We study CD4+ T cells and the innate immune or non-immune cells they interact with. Our focus is on immunity to human pathogens including Mycobacterium tuberculosis (Mtb) and tick-transmitted human diseases including spotted fever group Rickettsiae and Alpha-gal syndrome (red meat allergy). Our lab merges expertise in cellular immunology and advanced microbial genetics, and we collaborate with clinical-translational researchers. We are pursuing the following research projects:

Cognate CD4+ T cell help to macrophages. CD4+ T cells are well known to provide cognate help to B cells and dendritic cells in the form of interactions between the T cell receptor and peptide:major histocompatibility complex II (MHCII) complexes. This and subsequent interactions induce phenotypic changes in the antigen-presenting cell that elicit robust antibody-mediated immunity or dendritic cell activation. We recently showed that macrophages appear to undergo cognate CD4+ T cell help as well. This activity is critical for the ability of CD4+ T cells to protect mice from tuberculosis (Becker et al 2025) and may also be a mechanism of anti-tumor immunity (Patterson et al 2023) or other responses in which macrophages play a key role. We are defining the molecular signals in T cells and macrophages that underlie this important interaction.

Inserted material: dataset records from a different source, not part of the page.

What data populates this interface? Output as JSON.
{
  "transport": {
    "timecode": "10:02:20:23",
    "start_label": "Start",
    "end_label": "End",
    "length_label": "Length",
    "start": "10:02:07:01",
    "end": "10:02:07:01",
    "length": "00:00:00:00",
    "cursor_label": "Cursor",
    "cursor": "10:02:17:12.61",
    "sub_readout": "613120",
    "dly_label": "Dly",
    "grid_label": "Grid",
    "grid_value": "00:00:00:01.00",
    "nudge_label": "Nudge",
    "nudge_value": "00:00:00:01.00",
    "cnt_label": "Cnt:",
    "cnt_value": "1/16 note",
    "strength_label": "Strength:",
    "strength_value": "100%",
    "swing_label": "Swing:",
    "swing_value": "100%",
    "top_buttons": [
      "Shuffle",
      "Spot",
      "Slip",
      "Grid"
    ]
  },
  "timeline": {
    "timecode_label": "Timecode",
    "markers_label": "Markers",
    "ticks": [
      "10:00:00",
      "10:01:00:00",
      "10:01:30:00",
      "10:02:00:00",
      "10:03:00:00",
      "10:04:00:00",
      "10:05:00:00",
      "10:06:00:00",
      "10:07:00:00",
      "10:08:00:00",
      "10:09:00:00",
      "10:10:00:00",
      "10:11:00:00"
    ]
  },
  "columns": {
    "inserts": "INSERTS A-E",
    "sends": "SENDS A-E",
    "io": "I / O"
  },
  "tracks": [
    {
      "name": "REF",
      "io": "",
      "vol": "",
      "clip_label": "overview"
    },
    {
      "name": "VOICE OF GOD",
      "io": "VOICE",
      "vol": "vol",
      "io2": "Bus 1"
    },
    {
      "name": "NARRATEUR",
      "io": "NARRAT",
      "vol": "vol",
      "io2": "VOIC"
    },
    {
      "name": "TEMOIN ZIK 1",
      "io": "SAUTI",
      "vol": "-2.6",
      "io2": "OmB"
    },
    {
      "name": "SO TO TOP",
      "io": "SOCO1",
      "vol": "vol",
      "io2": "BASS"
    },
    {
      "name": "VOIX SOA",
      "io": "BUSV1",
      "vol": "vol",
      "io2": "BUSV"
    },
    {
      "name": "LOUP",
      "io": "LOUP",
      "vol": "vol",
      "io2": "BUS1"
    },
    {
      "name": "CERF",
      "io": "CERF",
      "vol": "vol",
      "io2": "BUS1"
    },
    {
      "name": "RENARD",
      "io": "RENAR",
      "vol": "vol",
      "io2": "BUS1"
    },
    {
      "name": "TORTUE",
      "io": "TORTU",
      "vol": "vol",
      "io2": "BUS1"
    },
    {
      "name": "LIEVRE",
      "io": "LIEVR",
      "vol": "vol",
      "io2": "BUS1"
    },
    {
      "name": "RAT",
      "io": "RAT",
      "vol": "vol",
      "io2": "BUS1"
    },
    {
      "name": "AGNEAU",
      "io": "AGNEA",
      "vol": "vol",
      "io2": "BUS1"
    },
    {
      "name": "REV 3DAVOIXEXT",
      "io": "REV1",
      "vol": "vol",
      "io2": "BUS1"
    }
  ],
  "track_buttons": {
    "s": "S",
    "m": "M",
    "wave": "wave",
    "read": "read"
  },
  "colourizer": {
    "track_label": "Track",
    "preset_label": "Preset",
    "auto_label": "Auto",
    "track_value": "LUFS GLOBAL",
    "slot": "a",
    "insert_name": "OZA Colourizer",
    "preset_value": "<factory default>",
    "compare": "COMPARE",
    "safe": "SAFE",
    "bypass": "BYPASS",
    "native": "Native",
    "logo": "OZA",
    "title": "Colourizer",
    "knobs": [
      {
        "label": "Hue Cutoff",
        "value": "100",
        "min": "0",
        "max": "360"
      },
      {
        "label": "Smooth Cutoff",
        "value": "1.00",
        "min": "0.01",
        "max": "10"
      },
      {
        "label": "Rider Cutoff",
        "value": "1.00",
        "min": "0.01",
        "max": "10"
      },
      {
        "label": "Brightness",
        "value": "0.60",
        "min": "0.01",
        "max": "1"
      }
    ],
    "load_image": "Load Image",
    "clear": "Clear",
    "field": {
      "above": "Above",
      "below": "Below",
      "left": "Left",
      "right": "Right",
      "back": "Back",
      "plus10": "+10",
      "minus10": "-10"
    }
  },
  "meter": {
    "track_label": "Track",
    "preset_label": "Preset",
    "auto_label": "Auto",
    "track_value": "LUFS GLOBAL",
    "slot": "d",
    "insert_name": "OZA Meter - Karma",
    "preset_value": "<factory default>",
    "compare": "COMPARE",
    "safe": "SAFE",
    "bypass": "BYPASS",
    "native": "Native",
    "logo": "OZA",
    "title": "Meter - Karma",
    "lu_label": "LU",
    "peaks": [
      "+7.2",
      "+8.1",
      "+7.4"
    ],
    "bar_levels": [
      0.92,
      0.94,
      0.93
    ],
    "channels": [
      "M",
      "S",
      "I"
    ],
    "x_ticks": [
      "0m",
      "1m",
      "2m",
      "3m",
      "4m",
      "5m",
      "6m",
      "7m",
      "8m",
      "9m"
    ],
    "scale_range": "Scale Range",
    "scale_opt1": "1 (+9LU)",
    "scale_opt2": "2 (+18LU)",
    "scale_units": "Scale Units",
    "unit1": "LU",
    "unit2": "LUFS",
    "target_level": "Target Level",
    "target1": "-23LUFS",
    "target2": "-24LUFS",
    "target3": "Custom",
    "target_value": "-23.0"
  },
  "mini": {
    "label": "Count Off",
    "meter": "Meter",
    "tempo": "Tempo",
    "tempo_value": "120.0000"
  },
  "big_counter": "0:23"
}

M. tuberculosis susceptibility and resistance to T cell-mediated immunity. The molecular basis for CD4+ T cell-mediated immunity to tuberculosis remains poorly understood. Our lab is using microbial genetics as a tool to close this knowledge gap. We are defining the M. tuberculosis genes that make the bacteria vulnerable to CD4+ T cell activities, or that allow the bacteria to survive in the face of this immune pressure. Beyond revealing novel immune mechanisms, these studies should point to new therapeutic targets for human tuberculosis.

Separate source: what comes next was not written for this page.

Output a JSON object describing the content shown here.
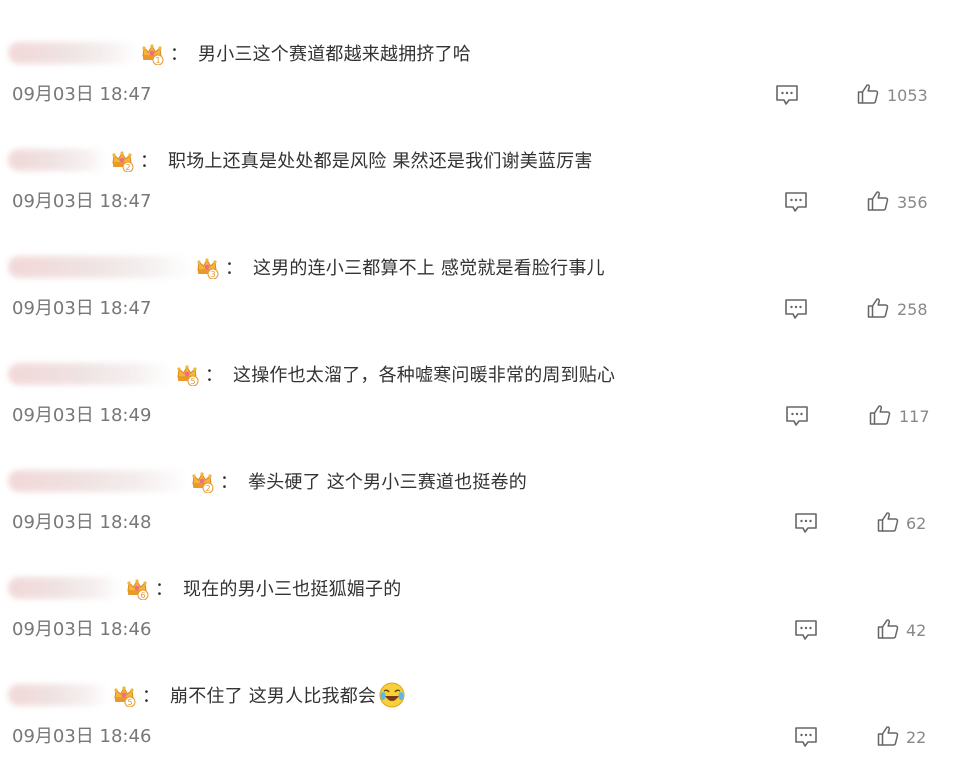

CD4+ T cell responses in tick-borne diseases. Although the prevalence of tick-transmitted diseases is rising at an alarming rate, their immunological features are poorly understood. We are investigating Rickettsial pathogens and Alpha-gal meat allergy to understand how this unique mode of transmission shapes adaptive immunity. This is achieved through a combination of advanced mouse models and analysis of human specimens collected from our clinic on Long Island.